“For the kingdom of heaven is like a householder who went out early in the morning to hire laborers for his vineyard.
After agreeing with the laborers for a denarius a day, he sent them into his vineyard.
And going out about the third hour he saw others standing idle in the market place;
and to them he said, `You go into the vineyard too, and whatever is right I will give you.’ So they went.
Going out again about the sixth hour and the ninth hour, he did the same.
And about the eleventh hour he went out and found others standing; and he said to them, `Why do you stand here idle all day?’
They said to him, `Because no one has hired us.’ He said to them, `You go into the vineyard too.’
And when evening came, the owner of the vineyard said to his steward, `Call the laborers and pay them their wages, beginning with the last, up to the first.’
And when those hired about the eleventh hour came, each of them received a denarius.
Now when the first came, they thought they would receive more; but each of them also received a denarius.
And on receiving it they grumbled at the householder,
saying, `These last worked only one hour, and you have made them equal to us who have borne the burden of the day and the scorching heat.’
But he replied to one of them, `Friend, I am doing you no wrong; did you not agree with me for a denarius?
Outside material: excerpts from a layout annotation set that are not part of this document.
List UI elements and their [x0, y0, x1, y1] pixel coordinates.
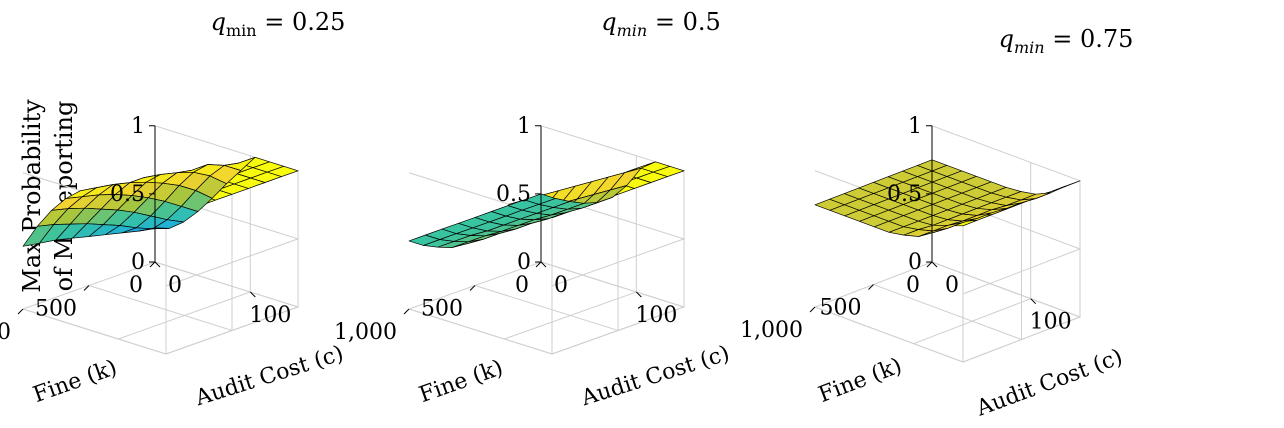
z-tick-label: 1	[131, 114, 145, 139]
grid-line	[873, 203, 1022, 341]
y-axis-label: Fine (k)	[30, 355, 120, 408]
x-tick	[1030, 298, 1037, 305]
z-axis-label-line1: Max Probability	[18, 99, 46, 293]
y-axis-label: Fine (k)	[416, 355, 506, 408]
y-tick	[403, 308, 410, 315]
y-tick	[535, 261, 542, 268]
y-tick-label: 0	[515, 273, 529, 298]
y-tick	[809, 306, 816, 313]
y-axis-label: Fine (k)	[815, 353, 905, 408]
grid-line	[22, 217, 167, 355]
z-tick-label: 1	[908, 114, 922, 139]
surface-panel-qmin-075: 0 0.5 1 0 100 0 500 1,000 Audit Cost (c) Fine (k)…	[740, 25, 1133, 422]
grid-line	[88, 194, 233, 332]
y-tick-label: 1,000	[740, 318, 803, 343]
grid-line	[814, 225, 964, 363]
x-tick	[931, 261, 938, 268]
x-tick-label: 0	[554, 273, 568, 298]
z-tick-label: 0.5	[887, 182, 922, 207]
y-tick-label: 1,000	[0, 320, 11, 345]
grid-line	[474, 194, 619, 332]
surface-panel-qmin-025: 0 0.5 1 0 100 0 500 1,000 Audit Cost (c) Fine (k)…	[0, 8, 347, 412]
x-tick-label: 0	[945, 273, 959, 298]
y-tick	[868, 284, 874, 290]
x-tick	[249, 291, 256, 298]
x-axis-label: Audit Cost (c)	[192, 341, 347, 411]
grid-line	[154, 170, 299, 308]
y-tick-label: 500	[35, 297, 77, 322]
y-tick-label: 0	[129, 273, 143, 298]
surface	[408, 161, 685, 248]
y-tick	[17, 308, 24, 315]
z-tick-label: 0	[517, 250, 531, 275]
z-tick-label: 0.5	[496, 182, 531, 207]
y-tick-label: 0	[906, 273, 920, 298]
z-tick-label: 0.5	[110, 182, 145, 207]
y-tick	[149, 261, 156, 268]
x-tick	[635, 291, 642, 298]
panel-title: qmin = 0.25	[211, 8, 346, 40]
x-axis-label: Audit Cost (c)	[972, 345, 1126, 422]
x-tick-label: 100	[1030, 310, 1072, 335]
y-tick-label: 500	[421, 297, 463, 322]
surface-panel-qmin-05: 0 0.5 1 0 100 0 500 1,000 Audit Cost (c) Fine (k)…	[334, 8, 733, 412]
x-tick	[540, 261, 547, 268]
x-tick-label: 0	[168, 273, 182, 298]
x-tick	[154, 261, 161, 268]
z-tick-label: 0	[908, 250, 922, 275]
grid-line	[931, 180, 1081, 318]
surface-face	[138, 227, 170, 232]
x-tick-label: 100	[635, 303, 677, 328]
surface-face	[524, 193, 556, 205]
z-tick-label: 1	[517, 114, 531, 139]
y-tick	[469, 285, 476, 291]
grid-line	[408, 217, 553, 355]
grid-line	[540, 170, 685, 308]
x-axis-label: Audit Cost (c)	[578, 341, 733, 411]
panel-title: qmin = 0.75	[999, 25, 1134, 57]
surface	[814, 159, 1081, 237]
y-tick	[83, 285, 90, 291]
surface	[22, 156, 299, 247]
y-tick-label: 1,000	[334, 320, 397, 345]
z-tick-label: 0	[131, 250, 145, 275]
x-tick-label: 100	[249, 303, 291, 328]
y-tick	[926, 261, 933, 268]
y-tick-label: 500	[820, 296, 862, 321]
panel-title: qmin = 0.5	[601, 8, 721, 40]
Take what belongs to you, and go; I choose to give to this last as I give to you.
Am I not allowed to do what I choose with what belongs to me? Or do you begrudge my generosity?’
So the last will be first, and the first last.”
Matt 20: 1-16

This story is usually quoted to show that God’s generosity is quite different to ours. It goes way beyond what we would do or expect. That’s true.
But I winder if there’s something we miss in looking at the story through that particular prism. The labourers called at the eleventh hour had been standing there all day. No one had hired them until the last moment. Whose fault is that? As Milton said: “They also serve who only stand and wait.” Sometimes we will need to spring into action. Other times, we’re not needed. It is the being ready to spring into action that matters. We should remember this and defend the unemployed when certain sectors of society criticse them for laziness.
When we appear to be unwanted, may we wait with patient anticipation, prepared to do what is needed when our time comes.